Frauen treiben ja nicht etwa aus Übermut ab, sondern aus Verzweiflung. Und sie treiben ab, wenn sie ungewollt schwanger sind und trotz Beratung für sich und ihr Leben keine Möglichkeit sehen, Mutter zu werden. Zwei von drei Abtreibenden sind übrigens bereits Mutter, oft von mehreren Kindern. Diese Frauen treiben, wie wir wissen, unter allen Umständen ab. Auch illegal, auch unter Lebensgefahr.
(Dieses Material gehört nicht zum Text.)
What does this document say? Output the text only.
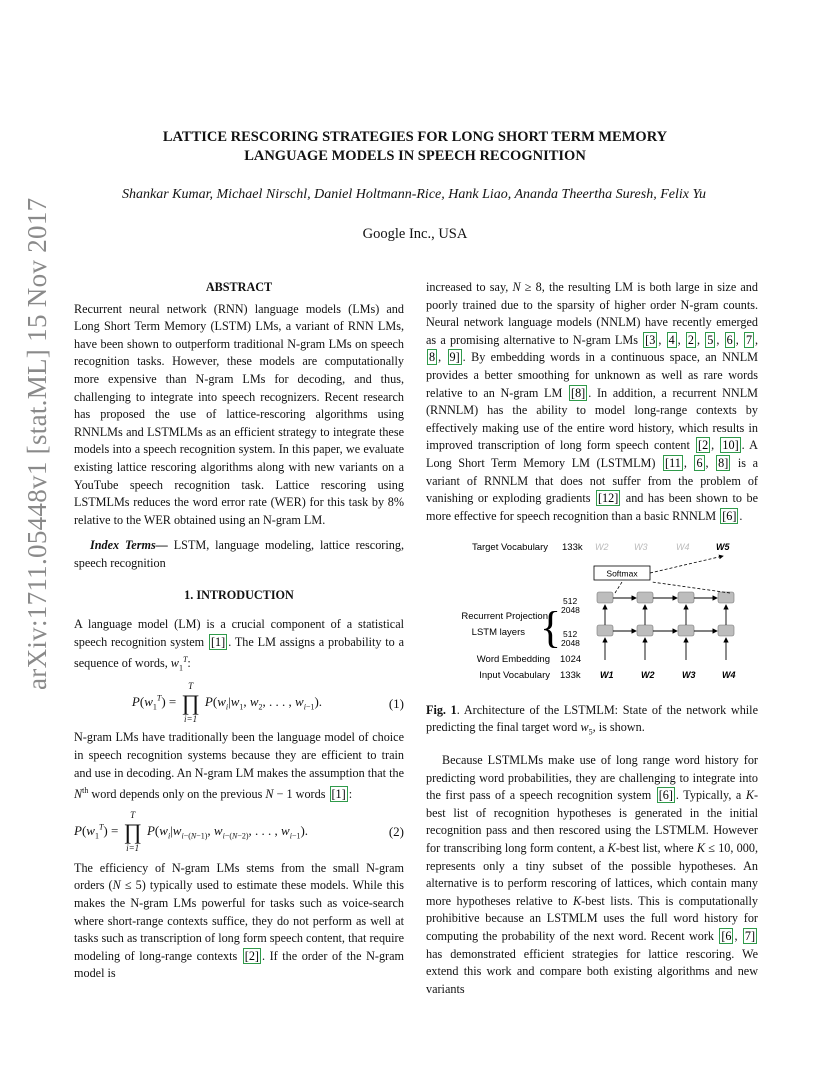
arXiv:1711.05448v1 [stat.ML] 15 Nov 2017
LATTICE RESCORING STRATEGIES FOR LONG SHORT TERM MEMORY
LANGUAGE MODELS IN SPEECH RECOGNITION
Shankar Kumar, Michael Nirschl, Daniel Holtmann-Rice, Hank Liao, Ananda Theertha Suresh, Felix Yu
Google Inc., USA

ABSTRACT

Recurrent neural network (RNN) language models (LMs) and Long Short Term Memory (LSTM) LMs, a variant of RNN LMs, have been shown to outperform traditional N-gram LMs on speech recognition tasks. However, these models are computationally more expensive than N-gram LMs for decoding, and thus, challenging to integrate into speech recognizers. Recent research has proposed the use of lattice-rescoring algorithms using RNNLMs and LSTMLMs as an efficient strategy to integrate these models into a speech recognition system. In this paper, we evaluate existing lattice rescoring algorithms along with new variants on a YouTube speech recognition task. Lattice rescoring using LSTMLMs reduces the word error rate (WER) for this task by 8% relative to the WER obtained using an N-gram LM.

Index Terms— LSTM, language modeling, lattice rescoring, speech recognition

1. INTRODUCTION

A language model (LM) is a crucial component of a statistical speech recognition system [1] . The LM assigns a probability to a sequence of words, $w_1^T$:

$P(w_1^T)$ =
T
∏
i=1
$P(w_i|w_1$, $w_2$, . . . , $w_{i-1}$).	(1)

N-gram LMs have traditionally been the language model of choice in speech recognition systems because they are efficient to train and use in decoding. An N-gram LM makes the assumption that the $N^{th}$ word depends only on the previous N − 1 words [1] :

$P(w_1^T)$ =
T
∏
i=1
$P(w_i|w_{i-(N-1)}$, $w_{i-(N-2)}$, . . . , $w_{i-1}$).	(2)

The efficiency of N-gram LMs stems from the small N-gram orders (N ≤ 5) typically used to estimate these models. While this makes the N-gram LMs powerful for tasks such as voice-search where short-range contexts suffice, they do not perform as well at tasks such as transcription of long form speech content, that require modeling of long-range contexts [2] . If the order of the N-gram model is

increased to say, N ≥ 8, the resulting LM is both large in size and poorly trained due to the sparsity of higher order N-gram counts. Neural network language models (NNLM) have recently emerged as a promising alternative to N-gram LMs [3 , 4 , 2 , 5 , 6 , 7 , 8 , 9] . By embedding words in a continuous space, an NNLM provides a better smoothing for unknown as well as rare words relative to an N-gram LM [8] . In addition, a recurrent NNLM (RNNLM) has the ability to model long-range contexts by effectively making use of the entire word history, which results in improved transcription of long form speech content [2 , 10] . A Long Short Term Memory LM (LSTMLM) [11 , 6 , 8] is a variant of RNNLM that does not suffer from the problem of vanishing or exploding gradients [12] and has been shown to be more effective for speech recognition than a basic RNNLM [6] .

Target Vocabulary 133k
Recurrent Projection
LSTM layers
Word Embedding 1024
Input Vocabulary 133k
512
2048
512
2048
{
Softmax
W2	W3	W4	W5
W1	W2	W3	W4
Fig. 1. Architecture of the LSTMLM: State of the network while predicting the final target word $w_5$, is shown.

Because LSTMLMs make use of long range word history for predicting word probabilities, they are challenging to integrate into the first pass of a speech recognition system [6] . Typically, a K-best list of recognition hypotheses is generated in the initial recognition pass and then rescored using the LSTMLM. However for transcribing long form content, a K-best list, where K ≤ 10, 000, represents only a tiny subset of the possible hypotheses. An alternative is to perform rescoring of lattices, which contain many more hypotheses relative to K-best lists. This is computationally prohibitive because an LSTMLM uses the full word history for computing the probability of the next word. Recent work [6 , 7] has demonstrated efficient strategies for lattice rescoring. We extend this work and compare both existing algorithms and new variants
Diese entsetzlichen Verhältnisse von früher gehören dank der Frauenbewegung weitgehend der Vergangenheit an. Noch. Wir Frauen sind selbstbewusster, selbstbestimmter und unabhängiger geworden in den letzten Jahrzehnten – also werden wir auch seltener ungewollt schwanger und treiben weniger ab.

Doch der Vatikan und die ihm nahestehenden selbsternannten „Lebensrechtler“ – die schockierenderweise bei den Grünen, ja sogar der SPD inzwischen genau so zu Hause sind wie bei der CDU/CSU – geben keine Ruhe. Das Beinahe-Verbot der Präimplantations-Diagnostik (PID) 2011 und die scheinheilige Debatte um die Spätabtreibungen 2010 sind kein gutes Zeichen. Das in Deutschland eh schon durch die Beratungspflicht eingeschränkte Recht auf Abtreibung ist bedroht.

Es geht in der Abtreibungsdebatte also keineswegs nur um meine „Äußerungen in der Vergangenheit“, sondern auch um die in der Zukunft, liebe AbtreibungsgegnerInnen und Frauenbevormunder aller Couleur.

Aber jetzt gehe ich erst mal wählen. Den neuen Bundespräsidenten.